Inicjatywa Sarkozy'ego i Browna ma oprócz Europy jeszcze jednego adresata: są nim Stany Zjednoczone. Również Barack Obama zastanawia się nad znalezieniem satysfakcjonującego wszystkie strony rozwiązania. Z jednej strony większość Amerykanów popiera mocniejsze uderzenie bankierów po kieszeni. Z drugiej jednak misja Kena Feinberga - powołanego w czerwcu przez prezydenta Obamę specjalnego pełnomocnika do spraw ograniczenia pensji na Wall Street - idzie jak po grudzie.

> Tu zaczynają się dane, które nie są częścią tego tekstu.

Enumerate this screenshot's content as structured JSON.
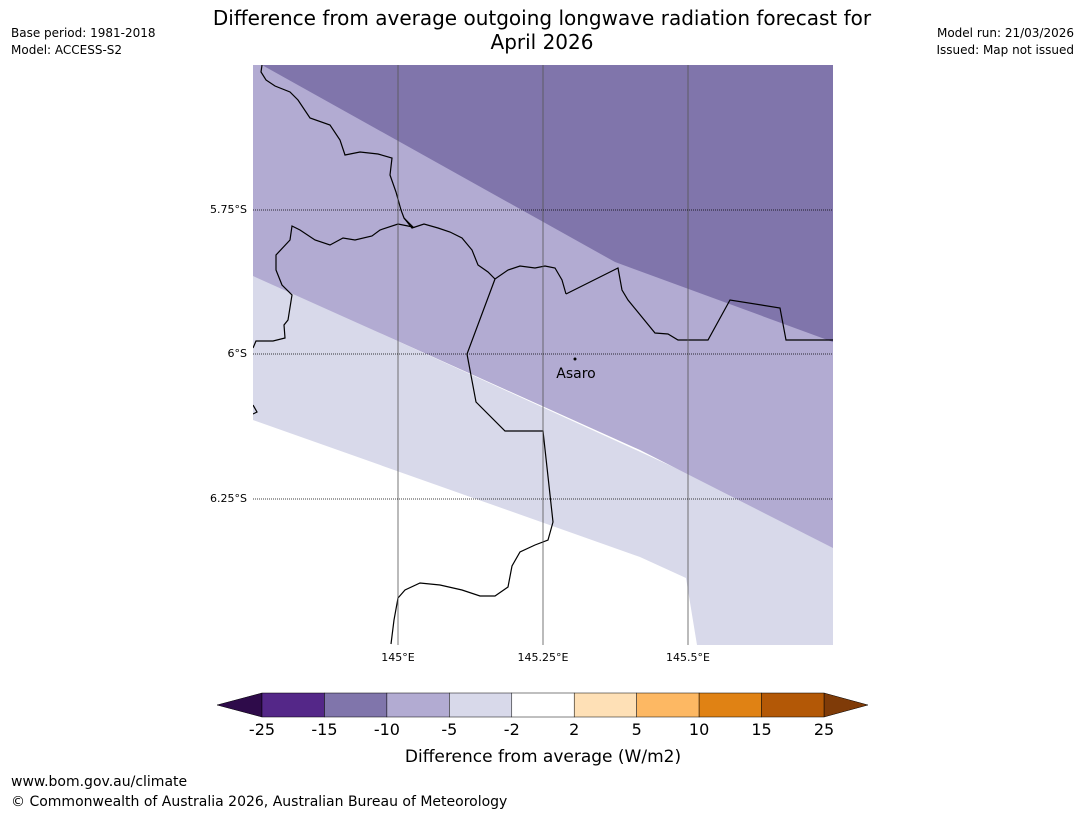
{
  "meta": {
    "base_period": "Base period: 1981-2018",
    "model": "Model: ACCESS-S2",
    "model_run": "Model run: 21/03/2026",
    "issued": "Issued: Map not issued"
  },
  "title": {
    "line1": "Difference from average outgoing longwave radiation forecast for",
    "line2": "April 2026"
  },
  "map": {
    "lat_ticks": [
      "5.75°S",
      "6°S",
      "6.25°S"
    ],
    "lon_ticks": [
      "145°E",
      "145.25°E",
      "145.5°E"
    ],
    "place": {
      "name": "Asaro"
    },
    "band_colors": {
      "-15 to -10": "#8075ab",
      "-10 to -5": "#b2abd2",
      "-5 to -2": "#d8d9ea"
    }
  },
  "colorbar": {
    "title": "Difference from average (W/m2)",
    "tick_labels": [
      "-25",
      "-15",
      "-10",
      "-5",
      "-2",
      "2",
      "5",
      "10",
      "15",
      "25"
    ],
    "under_color": "#2e0b4a",
    "over_color": "#7f3b08",
    "colors": [
      "#542788",
      "#8075ab",
      "#b2abd2",
      "#d8d9ea",
      "#ffffff",
      "#fee0b6",
      "#fdb863",
      "#e08214",
      "#b35806"
    ]
  },
  "footer": {
    "url": "www.bom.gov.au/climate",
    "copyright": "© Commonwealth of Australia 2026, Australian Bureau of Meteorology"
  }
}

Renomowany adwokat specjalizujący się w mediacjach i zawieraniu zbiorowych porozumień zaczął wprawdzie od deklaracji, że obetnie bonusy pozostających od jesieni 2008 de facto na garnuszku państwa bankierów o 90 proc. Gdy jednak przystpił do realizacji swojego pomysłu natrafił na ostry opór. Zbuntowała się np. wierchuszka menedżerska w gigancie ubezpieczeniowym AIG zapowiadając dymisję, jeśli plany Białego Domu zostaną przeforsowane. Przestraszony ucieczką najzdolnieszych menedżerów Feinberg musiał ustapić i zgodzić się na uchylenie wobec nich górnej granicy miesięcznych dochodów, planowanej przez Feinberga na 500 tys. dolarów.